Cet homme a longtemps pu se faire prendre pour un communiste, lui qui n’avait jamais mis son nez dans l’opus marxiste ni dans la théorie du socialisme. Lui qui ne s’est jamais demandé si une idée était juste ou non, mais si elle faisait ou non de l’effet, le voilà au sommet de l’intelligence. Mythomane sagace, Malraux a le premier compris que le mensonge n’existait plus au vingtième siècle, pas plus que la vérité. Il a le premier sacrifié l’idée et le réel à l’image. Or tout pouvoir sérieux repose sur l’imaginaire, et Malraux, homme de cinéma, de mise en scène et de décor, était un homme de pouvoir-né, il a compris avant nous tous que la littérature romanesque était finie et qu’aucune fiction n’avait de valeur si elle ne se faisait passer pour témoignage.

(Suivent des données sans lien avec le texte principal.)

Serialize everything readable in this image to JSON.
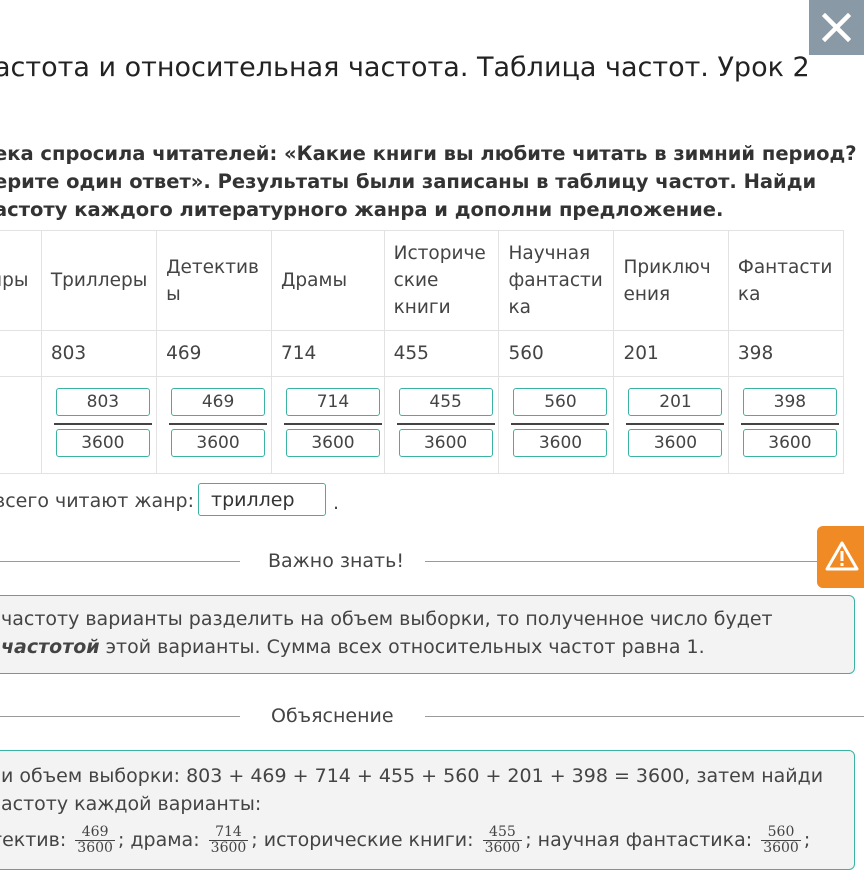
{
  "title": "астота и относительная частота. Таблица частот. Урок 2",
  "task": {
    "line1": "ека спросила читателей: «Какие книги вы любите читать в зимний период?",
    "line2": "ерите один ответ». Результаты были записаны в таблицу частот. Найди",
    "line3": "астоту каждого литературного жанра и дополни предложение."
  },
  "table": {
    "row_header": "нры",
    "columns": [
      {
        "genre": "Триллеры",
        "count": "803",
        "numerator": "803",
        "denominator": "3600"
      },
      {
        "genre": "Детектив ы",
        "count": "469",
        "numerator": "469",
        "denominator": "3600"
      },
      {
        "genre": "Драмы",
        "count": "714",
        "numerator": "714",
        "denominator": "3600"
      },
      {
        "genre": "Историче ские книги",
        "count": "455",
        "numerator": "455",
        "denominator": "3600"
      },
      {
        "genre": "Научная фантасти ка",
        "count": "560",
        "numerator": "560",
        "denominator": "3600"
      },
      {
        "genre": "Приключ ения",
        "count": "201",
        "numerator": "201",
        "denominator": "3600"
      },
      {
        "genre": "Фантасти ка",
        "count": "398",
        "numerator": "398",
        "denominator": "3600"
      }
    ]
  },
  "answer": {
    "label": "всего читают жанр:",
    "value": "триллер",
    "end": "."
  },
  "important": {
    "title": "Важно знать!",
    "line1": " частоту варианты разделить на объем выборки, то полученное число будет",
    "line2_bold": "частотой",
    "line2_rest": " этой варианты. Сумма всех относительных частот равна 1."
  },
  "explanation": {
    "title": "Объяснение",
    "line1": "и объем выборки: 803 + 469 + 714 + 455 + 560 + 201 + 398 = 3600, затем найди",
    "line2": "астоту каждой варианты:",
    "line3_parts": {
      "p1": "тектив:",
      "f1n": "469",
      "f1d": "3600",
      "p2": "; драма:",
      "f2n": "714",
      "f2d": "3600",
      "p3": "; исторические книги:",
      "f3n": "455",
      "f3d": "3600",
      "p4": "; научная фантастика:",
      "f4n": "560",
      "f4d": "3600",
      "p5": ";"
    }
  },
  "icons": {
    "close": "close-icon",
    "warning": "warning-icon"
  },
  "colors": {
    "accent_teal": "#3bb3a2",
    "warning_orange": "#f08a24",
    "close_gray": "#8a99a6"
  }
}
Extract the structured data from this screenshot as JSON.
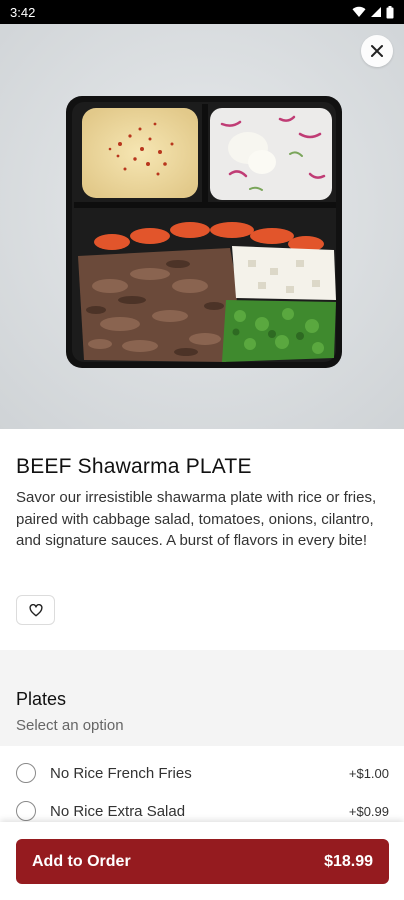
{
  "status_bar": {
    "time": "3:42"
  },
  "item": {
    "title": "BEEF Shawarma PLATE",
    "description": "Savor our irresistible shawarma plate with rice or fries, paired with cabbage salad, tomatoes, onions, cilantro, and signature sauces. A burst of flavors in every bite!"
  },
  "options_section": {
    "title": "Plates",
    "subtitle": "Select an option",
    "options": [
      {
        "label": "No Rice French Fries",
        "price": "+$1.00"
      },
      {
        "label": "No Rice Extra Salad",
        "price": "+$0.99"
      }
    ]
  },
  "cta": {
    "label": "Add to Order",
    "price": "$18.99"
  },
  "colors": {
    "brand": "#951b1f",
    "section_bg": "#f4f4f4"
  },
  "icons": {
    "close": "close-icon",
    "favorite": "heart-outline-icon",
    "wifi": "wifi-icon",
    "signal": "signal-icon",
    "battery": "battery-icon"
  }
}
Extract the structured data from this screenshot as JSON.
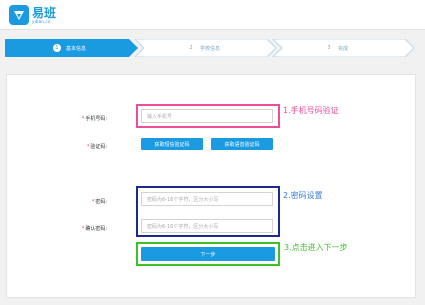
{
  "header": {
    "logo_cn": "易班",
    "logo_en": "yiban.cn"
  },
  "steps": [
    {
      "num": "1",
      "label": "基本信息",
      "active": true
    },
    {
      "num": "2",
      "label": "学校信息",
      "active": false
    },
    {
      "num": "3",
      "label": "完成",
      "active": false
    }
  ],
  "form": {
    "phone_label": "手机号码:",
    "phone_placeholder": "输入手机号",
    "code_label": "验证码:",
    "sms_code_button": "获取短信验证码",
    "voice_code_button": "获取语音验证码",
    "password_label": "密码:",
    "password_placeholder": "密码为6-16个字符，区分大小写",
    "confirm_label": "确认密码:",
    "confirm_placeholder": "密码为6-16个字符，区分大小写",
    "next_button": "下一步",
    "required_mark": "*"
  },
  "annotations": {
    "note1": "1.手机号码验证",
    "note2": "2.密码设置",
    "note3": "3.点击进入下一步"
  },
  "colors": {
    "brand": "#1a9ae1",
    "annotation_pink": "#e8509a",
    "annotation_navy": "#1a2a8f",
    "annotation_green": "#3fbf2a"
  }
}
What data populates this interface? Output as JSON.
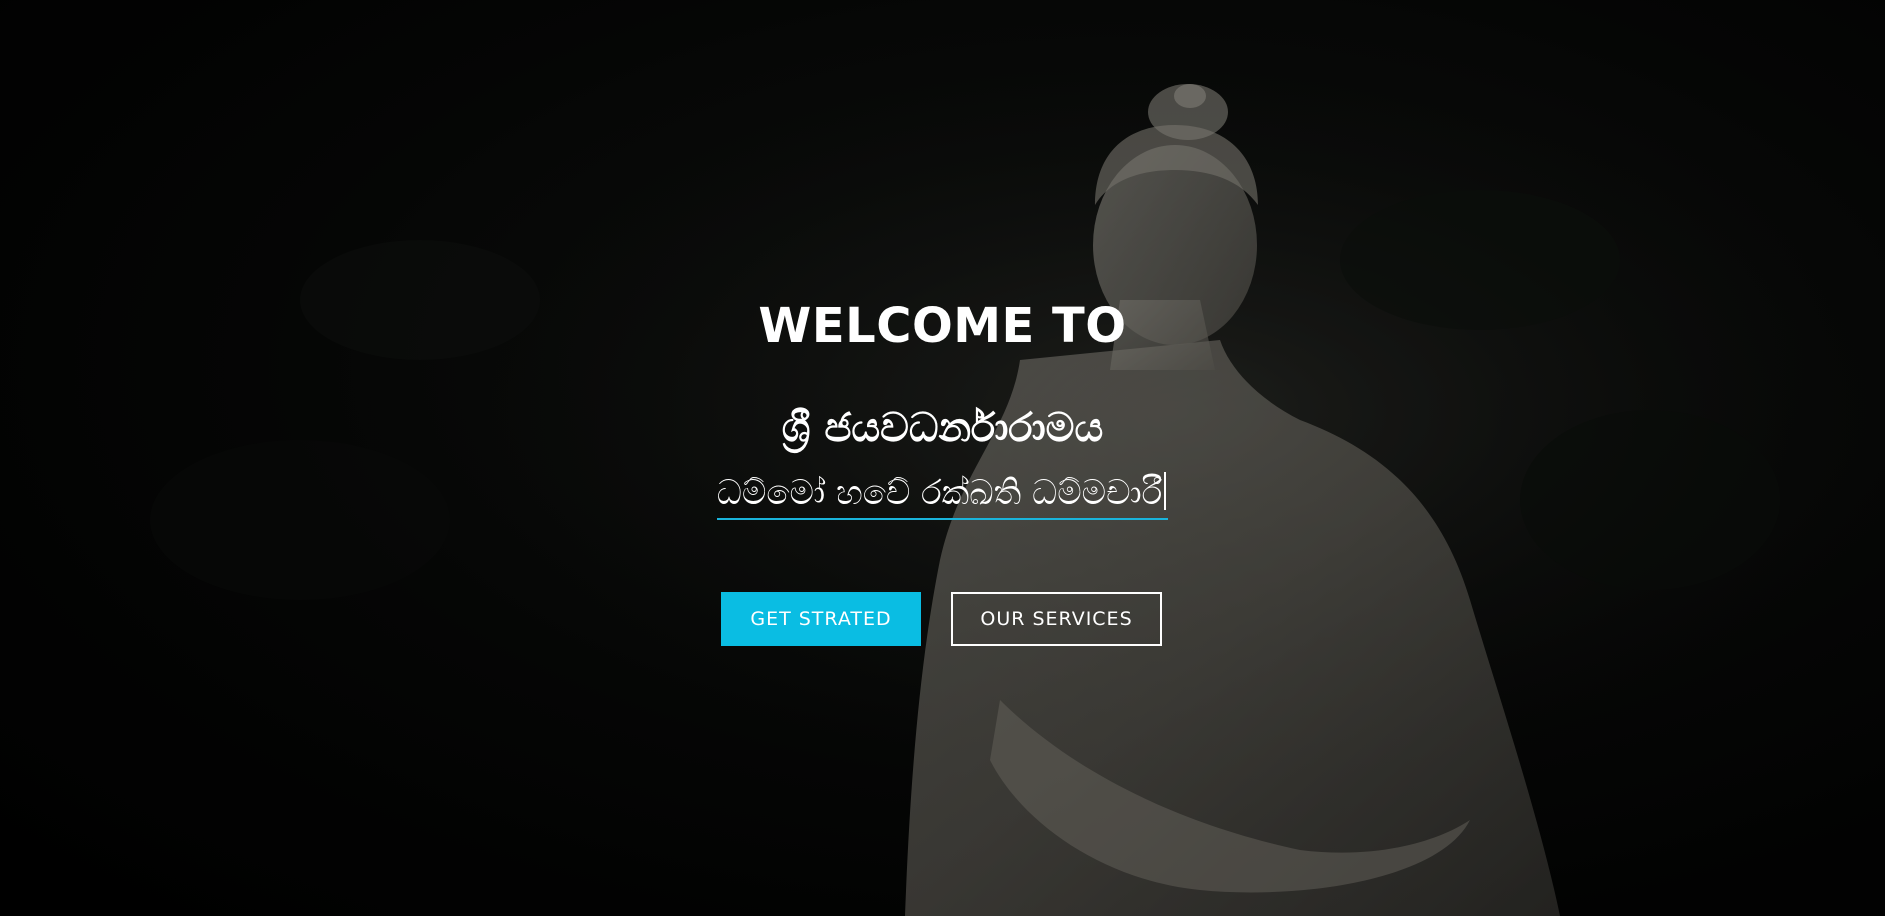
{
  "hero": {
    "welcome": "WELCOME TO",
    "temple_name": "ශ්‍රී ජයවධර්නාරාමය",
    "tagline": "ධම්මෝ හවේ රක්ඛති ධම්මචාරී"
  },
  "buttons": {
    "primary_label": "GET STRATED",
    "secondary_label": "OUR SERVICES"
  },
  "colors": {
    "accent": "#0abde3",
    "text": "#ffffff",
    "background": "#000000"
  }
}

Cette ambiguïté délibérée et organisée entre la vie de l’écrivain et son œuvre a définitivement indexé l’œuvre d’art sur le pathétique de sa présentation, comme elle a indexé la justesse d’une politique sur la théâtralité de ses apparences. L’intrusion des techniques publicitaires au royaume des belles-lettres, c’est aussi le coup de génie de Malraux dans les années 20. Il savait avant nous que la légende aurait raison de la lecture.

L'émetteur marxiste ayant suspendu ses transmissions, les ondes du vrai se sont brouillées. Quant au monde tel qu'il est, il s'évanouit derrière l'équivoque prolifération de ses signes. Lorsque le vrai est devenu un peu faux, les convictions poreuses, les raisonnements suspects et tous les combats un peu douteux, c'est alors que l'homme qui s'est moqué de la logique et du réel peut s'imposer à nous par le frisson, le même frisson qui a sacralisé les stars de cinéma et les chefs de gouvernement. Les hommes marchent au frisson. Ou on les fait marcher. Malraux a su y faire.

Nous autres, nous avons perdu, et d'abord notre temps : sur les bancs de l'école d'abord, à démêler le vrai du faux, Marx de Hegel, Engels de Ricardo. Après quoi il a fallu s'engouffrer dans les tunnels sans débouchés de la politique, ces labyrinthes poisseux où il faut une semaine pour fabriquer une bombe qui explose une fois sur dix – quand Malraux-Tchen ne ratait jamais ses coups parce qu'on n'a pas besoin de chimie ni de récipient ni de balance pour décrire génialement un attentat fantasmatique contre Tchang Kai-chek. Il a fallu s'épuiser dans six cents réunions interminables, oiseuses et sans effet visible. Nous n'avons même pas ramené de photos. Car quand je suis parti pour l'Amérique latine, où j'ai passé dix ans à ne rien faire d'exceptionnel, c'était platement pour faire de la révolution une politique – y compris sous les armes.

J'envie Malraux d'avoir vécu un temps où l'on pouvait ne pas perdre son temps. Et je lui en veux, car en consacrant, comme il l'a fait, l'engouffrement de l'histoire dans la mythologie, du faire dans le faire savoir, des actions et des œuvres derrière les personnages, il a frappé de dérision tout ce qui a fait notre peine. J'aimerais être sûr que nous aurons une revanche.

Reste que cet agnostique fut le dernier religieux dans un monde d'incrédules. Religieux étant celui qui sait parfois sacrifier ses différences à une communion; celui qui sait qu'il y a des guerres justes, mais qu'il n'y a pas d'armée innocente, et qui, le sachant, accepte de s'enrôler dans une armée pour faire la guerre. En un temps sans fraternité, d'où le combat a disparu, avec ses moines et ses soldats, en un temps où il n'y a plus que des moustiques très intelligents, c'est ce Malraux-là que je respecte : par-delà le bien et le mal, en deçà du vrai et du faux, sans doute, mais jamais entre deux chaises.